Nun, Ich möchte diese Funktionalität (F11-Recovery) erhalten, aber habe den Weg noch nicht verstanden.
Vielleicht hat hier jemand Erfahrung damit und irgendwelche hilfreichen Infos ?

mfg chmee


----------



## AndreG (5. Juli 2008)

Das gleiche gibts/gabs auch für Xp.
Da wurde dann einfach eine Windows Reparatur gestartet. Wie man sowas aber nachbauen kann da bin ich überfragt. Schau doch am besten mal auf die HP Seite obs Infos dazu gibt.

Mfg Andre


----------



## Andreas Späth (5. Juli 2008)

Also auf meinem HP Notebook (mit Vista, keine 2 Monate alt) sieht es aus als wäre die (normalerweise versteckte) Recoverypartition bootbar.
Versuch mal Testweise im Bootmanager einen Eintrag für diese Partition zu erstellen.


----------



## chmee (5. Juli 2008)

Also, das Prinzip scheint folgend zu sein:

Wenn F11 gedrückt wird, wird die 2.Partition aktiv geschaltet ( bootbar gemacht ). Das ist erstmal das Einfachste ( + für Andreas ). Nun muss ich noch erfahren, ob die Partition den Namen behalten muss, oder ob sie anders heissen kann ( obwohl es auch nicht wichtig ist ).
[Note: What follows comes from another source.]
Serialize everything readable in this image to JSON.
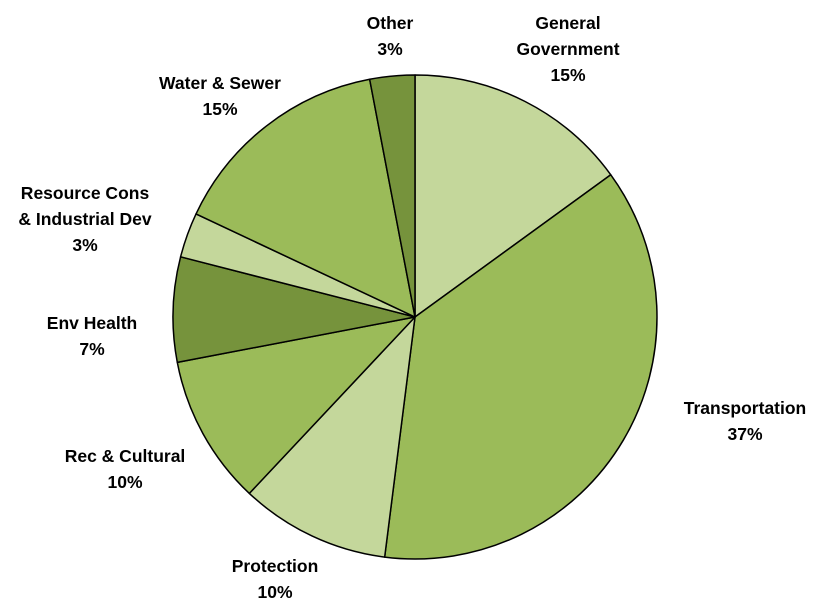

Da ich Vista-unerfahren bin, zeigt sich bei mir immer diese Compaq-Seite, wenn ich die Daten/Ordner auf der D-Partition angezeigt haben möchte, trotz Vollzugriffsrechten. Jemand nen Tip ?

Ansonsten wären die nächsten Schritte, XP installieren, mit aktuellen Treibern ausstatten, Image machen, auf die D-Partition legen, und dort einen Dos-Boot hinzaubern mit zB PQ-DriveImage und einem Batch, der jenes Image auf die C bringen soll. 

Ergo : Man braucht den RecoveryManager von HP gar nicht.

Ich versuchs heute Abend mal, vielleicht ist morgen schon der Erfolg zu melden.
mfg chmee


----------



## Andreas Späth (5. Juli 2008)

Also meisten muss man den Besitzer ändern.
Rechtsklick > Eigenschaften > Sicherheit > Besitzer > Bearbeiten.
Weil selbst Adminuser keinen Vollen Zugriff auf das System kriegen.

Dann noch Versteckte und Systemdateien einblenden (geht wie bei XP in den Ordneroptionen).
Ich hoffe mal ich hab nichts vergessen, ich muss zugeben die Umgewöhnung auf Vista ist gerade für User wie unser eins, also welche die gerne mehr machen als "einfach nur installieren und nutzen" eine enorme umstellung.
Zahlreiche Ordner die gesperrt sind und mit obiger Methode freigegeben werden müssen.
Jaja, aber ich mag Vista. Ich hab es seit 2 Monaten und bin doch zugegeben sehr zufrieden damit.


Edit: Falls keine Recovery DVDs dabeiwaren, würde ich noch dringend welche erstellen mit diesem Tool das Vorinstalliert ist (falls man mal wieder Vista möchte, und die Partition den Dienst verweigert) das benötigte bei mir 3 DVDs (ja ich finde das auch pervers...)


----------